The wedding-journeyers looked at each other with eyes of sad amaze. They bowed themselves for a moment to the viands, and then by an equal impulse refrained. They were sufficiently young, they were happy, they were hungry; nature is great and strong, but art is greater, and before these triumphs of the cook at the Albany depot appetite succumbed. By a terrible tour de force they swallowed the fierce and turbid liquor in their cups, and then speculated fantastically upon the character and history of the materials of that breakfast.

Presently Isabel paused, played a little with her knife, and, after a moment. looked up at her husband with an arch regard and said: "I was just thinking of a small station somewhere in the South of France where our train once stopped for breakfast. I remember the freshness and brightness of everything on the little tables,--the plates, the napkins, the gleaming half-bottles of wine. They seemed to have been preparing that breakfast for us from the beginning of time, and we were hardly seated before they served us with great cups of 'caffe-au-lait', and the sweetest rolls and butter; then a delicate cutlet, with an unspeakable gravy, and potatoes,--such potatoes! Dear me, how little I ate of it!

I wish, for once, I'd had your appetite, Basil; I do indeed."
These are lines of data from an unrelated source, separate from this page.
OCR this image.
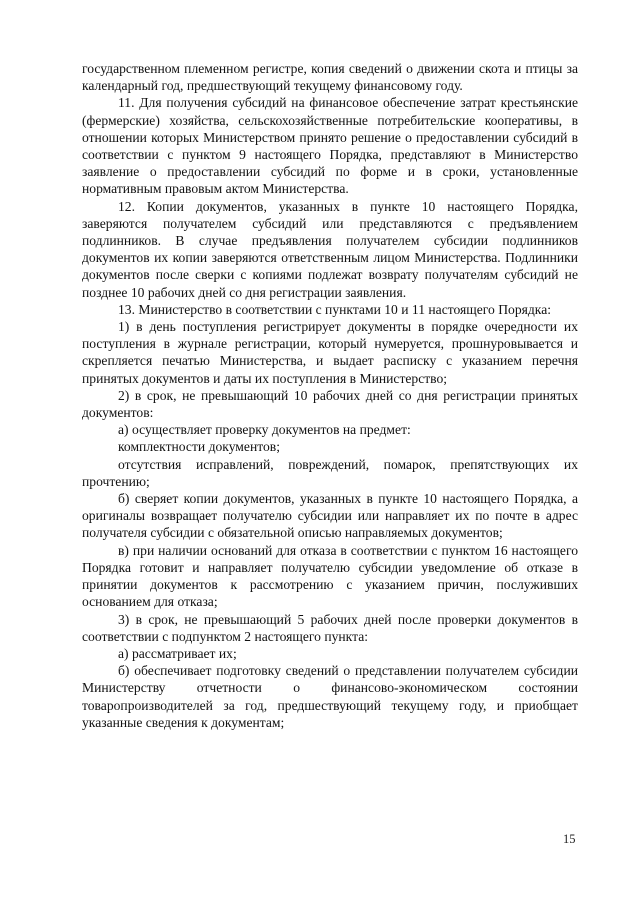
государственном племенном регистре, копия сведений о движении скота и птицы за календарный год, предшествующий текущему финансовому году.

11. Для получения субсидий на финансовое обеспечение затрат крестьянские (фермерские) хозяйства, сельскохозяйственные потребительские кооперативы, в отношении которых Министерством принято решение о предоставлении субсидий в соответствии с пунктом 9 настоящего Порядка, представляют в Министерство заявление о предоставлении субсидий по форме и в сроки, установленные нормативным правовым актом Министерства.

12. Копии документов, указанных в пункте 10 настоящего Порядка, заверяются получателем субсидий или представляются с предъявлением подлинников. В случае предъявления получателем субсидии подлинников документов их копии заверяются ответственным лицом Министерства. Подлинники документов после сверки с копиями подлежат возврату получателям субсидий не позднее 10 рабочих дней со дня регистрации заявления.

13. Министерство в соответствии с пунктами 10 и 11 настоящего Порядка:

1) в день поступления регистрирует документы в порядке очередности их поступления в журнале регистрации, который нумеруется, прошнуровывается и скрепляется печатью Министерства, и выдает расписку с указанием перечня принятых документов и даты их поступления в Министерство;

2) в срок, не превышающий 10 рабочих дней со дня регистрации принятых документов:

а) осуществляет проверку документов на предмет:

комплектности документов;

отсутствия исправлений, повреждений, помарок, препятствующих их прочтению;

б) сверяет копии документов, указанных в пункте 10 настоящего Порядка, а оригиналы возвращает получателю субсидии или направляет их по почте в адрес получателя субсидии с обязательной описью направляемых документов;

в) при наличии оснований для отказа в соответствии с пунктом 16 настоящего Порядка готовит и направляет получателю субсидии уведомление об отказе в принятии документов к рассмотрению с указанием причин, послуживших основанием для отказа;

3) в срок, не превышающий 5 рабочих дней после проверки документов в соответствии с подпунктом 2 настоящего пункта:

а) рассматривает их;

б) обеспечивает подготовку сведений о представлении получателем субсидии Министерству отчетности о финансово-экономическом состоянии товаропроизводителей за год, предшествующий текущему году, и приобщает указанные сведения к документам;

15
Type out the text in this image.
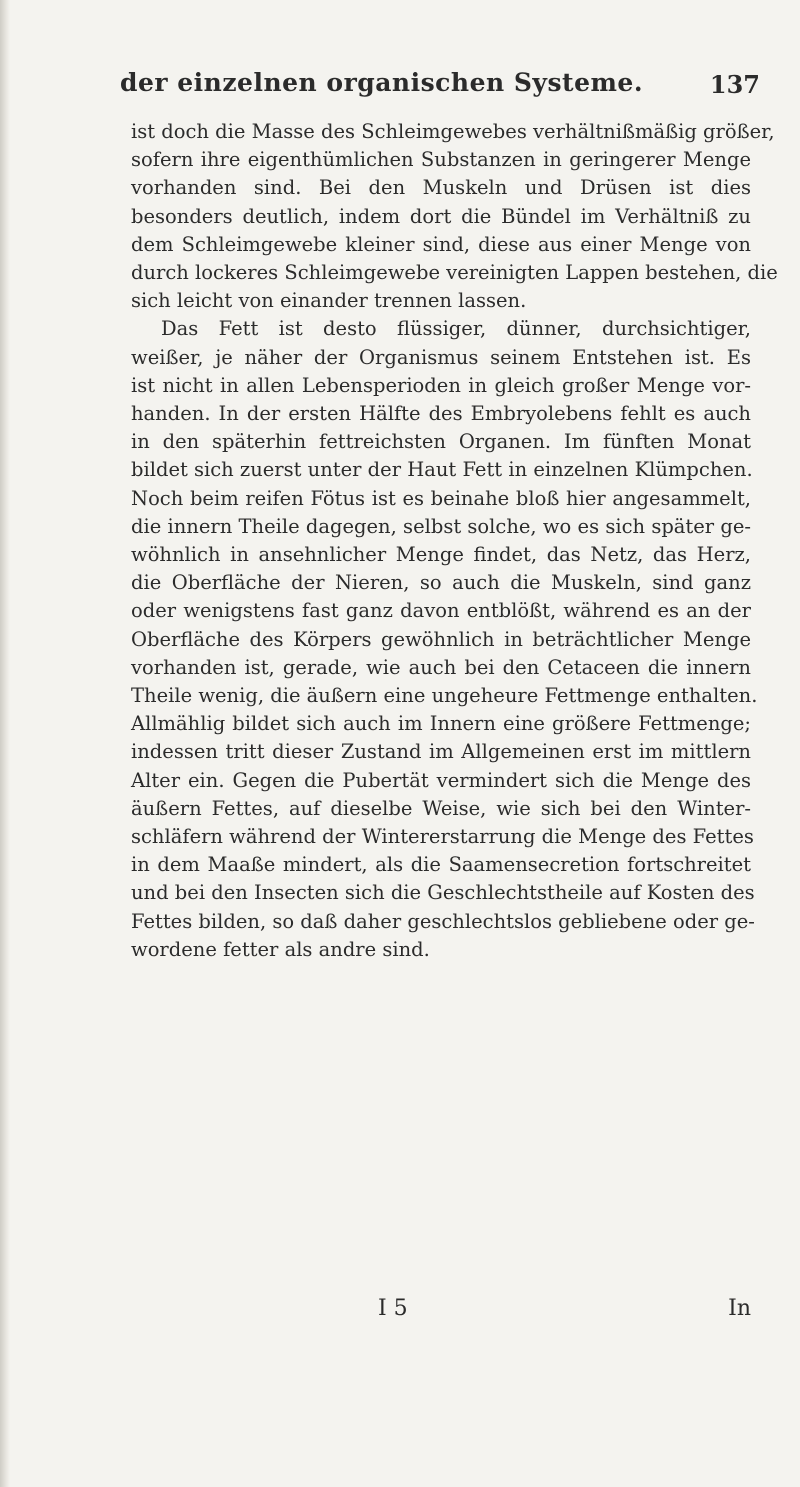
der einzelnen organischen Systeme.	137
ist doch die Masse des Schleimgewebes verhältnißmäßig größer,
sofern ihre eigenthümlichen Substanzen in geringerer Menge
vorhanden sind. Bei den Muskeln und Drüsen ist dies
besonders deutlich, indem dort die Bündel im Verhältniß zu
dem Schleimgewebe kleiner sind, diese aus einer Menge von
durch lockeres Schleimgewebe vereinigten Lappen bestehen, die
sich leicht von einander trennen lassen.
Das Fett ist desto flüssiger, dünner, durchsichtiger,
weißer, je näher der Organismus seinem Entstehen ist. Es
ist nicht in allen Lebensperioden in gleich großer Menge vor-
handen. In der ersten Hälfte des Embryolebens fehlt es auch
in den späterhin fettreichsten Organen. Im fünften Monat
bildet sich zuerst unter der Haut Fett in einzelnen Klümpchen.
Noch beim reifen Fötus ist es beinahe bloß hier angesammelt,
die innern Theile dagegen, selbst solche, wo es sich später ge-
wöhnlich in ansehnlicher Menge findet, das Netz, das Herz,
die Oberfläche der Nieren, so auch die Muskeln, sind ganz
oder wenigstens fast ganz davon entblößt, während es an der
Oberfläche des Körpers gewöhnlich in beträchtlicher Menge
vorhanden ist, gerade, wie auch bei den Cetaceen die innern
Theile wenig, die äußern eine ungeheure Fettmenge enthalten.
Allmählig bildet sich auch im Innern eine größere Fettmenge;
indessen tritt dieser Zustand im Allgemeinen erst im mittlern
Alter ein. Gegen die Pubertät vermindert sich die Menge des
äußern Fettes, auf dieselbe Weise, wie sich bei den Winter-
schläfern während der Wintererstarrung die Menge des Fettes
in dem Maaße mindert, als die Saamensecretion fortschreitet
und bei den Insecten sich die Geschlechtstheile auf Kosten des
Fettes bilden, so daß daher geschlechtslos gebliebene oder ge-
wordene fetter als andre sind.
I 5	In
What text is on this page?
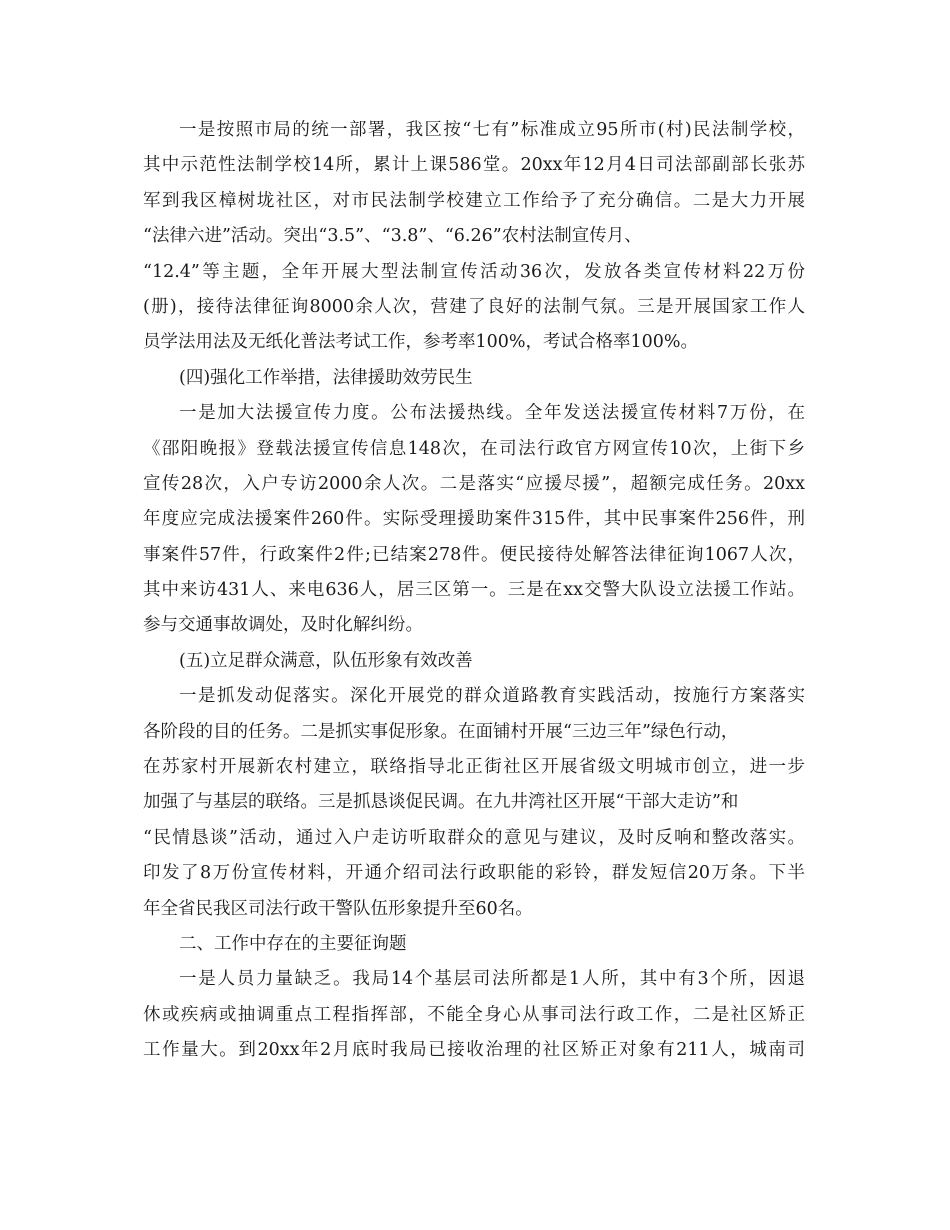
一是按照市局的统一部署，我区按“七有”标准成立95所市(村)民法制学校，
其中示范性法制学校14所，累计上课586堂。20xx年12月4日司法部副部长张苏
军到我区樟树垅社区，对市民法制学校建立工作给予了充分确信。二是大力开展
“法律六进”活动。突出“3.5”、“3.8”、“6.26”农村法制宣传月、
“12.4”等主题，全年开展大型法制宣传活动36次，发放各类宣传材料22万份
(册)，接待法律征询8000余人次，营建了良好的法制气氛。三是开展国家工作人
员学法用法及无纸化普法考试工作，参考率100%，考试合格率100%。
(四)强化工作举措，法律援助效劳民生
一是加大法援宣传力度。公布法援热线。全年发送法援宣传材料7万份，在
《邵阳晚报》登载法援宣传信息148次，在司法行政官方网宣传10次，上街下乡
宣传28次，入户专访2000余人次。二是落实“应援尽援”，超额完成任务。20xx
年度应完成法援案件260件。实际受理援助案件315件，其中民事案件256件，刑
事案件57件，行政案件2件;已结案278件。便民接待处解答法律征询1067人次，
其中来访431人、来电636人，居三区第一。三是在xx交警大队设立法援工作站。
参与交通事故调处，及时化解纠纷。
(五)立足群众满意，队伍形象有效改善
一是抓发动促落实。深化开展党的群众道路教育实践活动，按施行方案落实
各阶段的目的任务。二是抓实事促形象。在面铺村开展“三边三年”绿色行动，
在苏家村开展新农村建立，联络指导北正街社区开展省级文明城市创立，进一步
加强了与基层的联络。三是抓恳谈促民调。在九井湾社区开展“干部大走访”和
“民情恳谈”活动，通过入户走访听取群众的意见与建议，及时反响和整改落实。
印发了8万份宣传材料，开通介绍司法行政职能的彩铃，群发短信20万条。下半
年全省民我区司法行政干警队伍形象提升至60名。
二、工作中存在的主要征询题
一是人员力量缺乏。我局14个基层司法所都是1人所，其中有3个所，因退
休或疾病或抽调重点工程指挥部，不能全身心从事司法行政工作，二是社区矫正
工作量大。到20xx年2月底时我局已接收治理的社区矫正对象有211人，城南司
She ended with a heartless laugh, in which, despite the tragical contrast her words had suggested, Basil finally joined. So much amazement had probably never been got before out of the misery inflicted in that place; but their lightness did not at all commend them. The waitress had not liked it from the first, and had served them with reluctance; and the proprietor did not like it, and kept his eye upon them as if he believed them about to escape without payment. Here, then, they had enforced a great fact of travelling,--that people who serve the public are kindly and pleasant in proportion as they serve it well. The unjust and the inefficient have always that consciousness of evil which will not let a man forgive his victim, or like him to be cheerful.